Os relatórios de Smirnov foram registados num formulário do FBI chamado 1023, que os agentes utilizam para registar relatórios não verificados de informadores.
Anos mais tarde, em maio de 2020, Smirnov terá enviado uma mensagem de texto ao seu supervisor do FBI a dizer que Joe Biden ia "para a cadeia". Smirnov terá dito ao seu supervisor que iria "obter as gravações" de Hunter Biden a dizer a Burisma que o seu pai iria "tomar conta" do procurador-geral - uma alegação que foi promovida na altura pelos principais aliados de Trump e agentes russos.
Durante meses, segundo os procuradores, Smirnov não forneceu qualquer informação que sustentasse as suas alegações.

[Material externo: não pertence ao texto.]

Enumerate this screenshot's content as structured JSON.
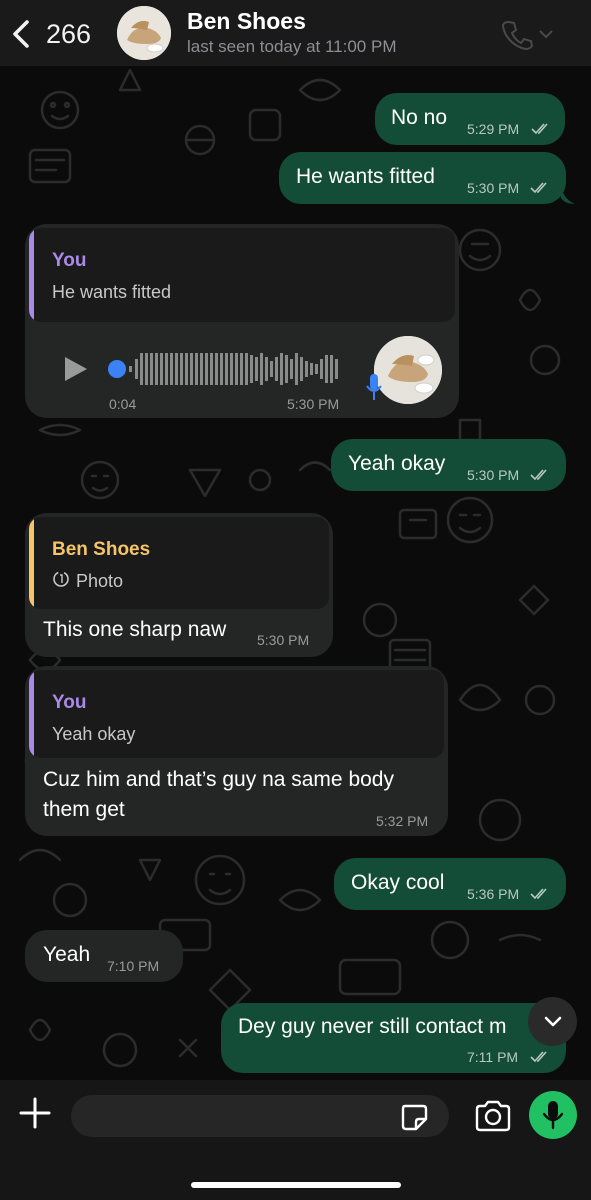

Em junho de 2020, o procurador dos EUA baseado em Pittsburgh na altura, Scott Brady, foi incumbido por funcionários do Departamento de Justiça (DOJ) de ajudar a analisar informações do público "que possam ser relevantes para assuntos relacionados com a Ucrânia. Como parte de sua revisão, o FBI Pittsburgh abriu uma avaliação do documento que memorializou a discussão de Smirnov em 2017 com os executivos da Burisma.
É nesse ponto, alegam os promotores, que Smirnov fez as primeiras alegações explosivas sobre os Bidens. Smirnov disse ao FBI que os executivos da Burisma lhe admitiram em 2015 e 2016 que tinham contratado Hunter Biden para "nos proteger, através do pai dele, de todo o tipo de problemas" e que tinham pago 5 milhões de dólares a cada Biden.
O FBI pediu a Smirnov que entregasse documentos para determinar se as informações que forneceu eram exactas. Os procuradores dizem que, dois meses depois, os membros do FBI e a direção do DOJ concordaram que a sua avaliação das alegações de Smirnov fosse encerrada.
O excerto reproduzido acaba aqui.